40. Anayasa Mahkemesi tarafından bu konu daha önce incelenirken
belirtildiği üzere AYİM’in oluşumu, statüsü ve
görevleri Anayasa ve ilgili Kanun'da hüküm altına alınmıştır. AYİM’e atanan askerî hâkimlerin bağımsızlığının Anayasa ve
ilgili Kanun hükümleri ile garanti altına alındığı, atanma ve çalışma usulleri
yönünden askerî hâkimlerin bağımsızlıklarını zedeleyecek bir hususun
bulunmadığı, kararlarından dolayı idareye hesap vermek zorunda olmadıkları,
ayrıca disipline ilişkin konuların AYİM Yüksek Disiplin Kurulunca incelenip
karara bağlandığı görülmektedir (Yaşasın
Aslan, B. No: 2013/1134, 16/5/2013, § 29). Diğer yandan sınıf subayı
üyelerinin en fazla dört yıllık bir süre ile görev yapmaları, disiplin
konularında yukarıda bahsedilen Disiplin Kuruluna tabi kılınmaları, görev
süreleri içinde idari veya askerî yetkililerce herhangi bir değerlendirmeye
tabi tutulmamaları bu subayların idareye karşı bağımsızlıklarını
güçlendirmiştir (Yaşasın Aslan, §
30; benzer yöndeki AİHM kararları için bkz. Mustafa
Yavuz ve diğerleri/Türkiye (k.k.), B. No:
29870/96, 25/5/2000; Bek/Türkiye (k.k.), B. No: 23522/05, 20/4/2010).

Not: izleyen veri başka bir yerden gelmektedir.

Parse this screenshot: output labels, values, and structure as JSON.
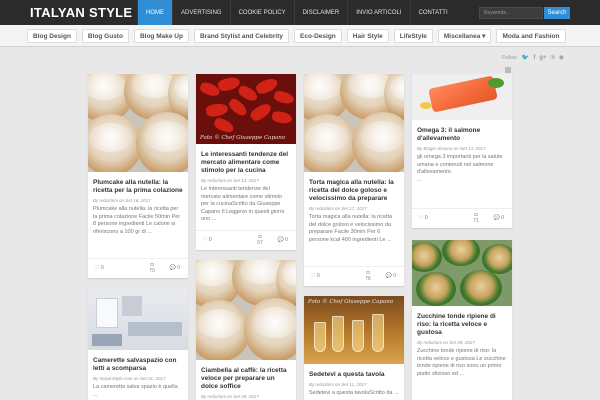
{
  "site": {
    "logo": "ITALYAN STYLE"
  },
  "topnav": [
    "HOME",
    "ADVERTISING",
    "COOKIE POLICY",
    "DISCLAIMER",
    "INVIO ARTICOLI",
    "CONTATTI"
  ],
  "search": {
    "placeholder": "Keywords...",
    "button": "Search"
  },
  "categories": [
    "Blog Design",
    "Blog Gusto",
    "Blog Make Up",
    "Brand Stylist and Celebrity",
    "Eco-Design",
    "Hair Style",
    "LifeStyle",
    "Miscellanea ▾",
    "Moda and Fashion"
  ],
  "follow": {
    "label": "Follow:",
    "icons": [
      "twitter-icon",
      "facebook-icon",
      "google-plus-icon",
      "pinterest-icon",
      "rss-icon"
    ]
  },
  "cards": [
    {
      "image": "donuts",
      "title": "Plumcake alla nutella: la ricetta per la prima colazione",
      "meta": "By redazioni  on Set 16, 2017",
      "excerpt": "Plumcake alla nutella: la ricetta per la prima colazione Facile 50min Per 8 persone ingredienti Le calorie si riferiscono a 100 gr di ...",
      "likes": "0",
      "views": "70",
      "comments": "0"
    },
    {
      "image": "chili",
      "watermark": "Foto © Chef Giuseppe Capano",
      "title": "Le interessanti tendenze del mercato alimentare come stimolo per la cucina",
      "meta": "By redazioni  on Set 14, 2017",
      "excerpt": "Le interessanti tendenze del mercato alimentare come stimolo per la cucinaScritto da Giuseppe Capano Il Leggevo in questi giorni uno ...",
      "likes": "0",
      "views": "57",
      "comments": "0"
    },
    {
      "image": "donuts",
      "title": "Torta magica alla nutella: la ricetta del dolce goloso e velocissimo da preparare",
      "meta": "By redazioni  on Set 17, 2017",
      "excerpt": "Torta magica alla nutella: la ricetta del dolce goloso e velocissimo da preparare Facile 30min Per 6 persone kcal 400 ingredienti Le ...",
      "likes": "0",
      "views": "76",
      "comments": "0"
    },
    {
      "image": "salmon",
      "title": "Omega 3: il salmone d'allevamento",
      "meta": "By Biagio Simona  on Set 13, 2017",
      "excerpt": "gli omega 3 importanti per la salute umana e contenuti nel salmone d'allevamento",
      "more": "...",
      "likes": "0",
      "views": "71",
      "comments": "0"
    },
    {
      "image": "room",
      "title": "Camerette salvaspazio con letti a scomparsa",
      "meta": "By ItalyanStyle.com  on Set 01, 2017",
      "excerpt": "La cameretta salva spazio è quella ..."
    },
    {
      "image": "donuts",
      "title": "Ciambella al caffè: la ricetta veloce per preparare un dolce soffice",
      "meta": "By redazioni  on Set 09, 2017"
    },
    {
      "image": "drinks",
      "watermark": "Foto © Chef Giuseppe Capano",
      "title": "Sedetevi a questa tavola",
      "meta": "By redazioni  on Set 11, 2017",
      "excerpt": "Sedetevi a questa tavolaScritto da ..."
    },
    {
      "image": "zucchini",
      "title": "Zucchine tonde ripiene di riso: la ricetta veloce e gustosa",
      "meta": "By redazioni  on Set 08, 2017",
      "excerpt": "Zucchine tonde ripiene di riso: la ricetta veloce e gustosa Le zucchine tonde ripiene di riso sono un primo piatto sfizioso ed ..."
    }
  ],
  "colors": {
    "accent": "#2f8ed6",
    "topbar": "#2b2b2b",
    "background": "#e8e8e8"
  }
}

41. Açıklanan gerekçelerle başvurunun bu kısmının da diğer kabul
edilebilirlik koşulları yönünden incelenmeksizin açıkça dayanaktan yoksun olması nedeniyle kabul edilemez
olduğuna karar verilmesi gerekir.
VI. HÜKÜM
Açıklanan gerekçelerle;
A. 1. Silahların eşitliği ilkesinin ihlal edildiğine ilişkin
iddianın açıkça dayanaktan yoksun olması nedeniyle
KABUL EDİLEMEZ OLDUĞUNA,
2. Bağımsız ve tarafsız mahkemede yargılanma hakkının ihlal
edildiğine ilişkin iddianın açıkça
dayanaktan yoksun olması nedeniyle KABUL EDİLEMEZ OLDUĞUNA,
B. Yargılama giderlerinin başvurucu üzerinde BIRAKILMASINA
13/6/2019 tarihinde OYBİRLİĞİYLE karar verildi.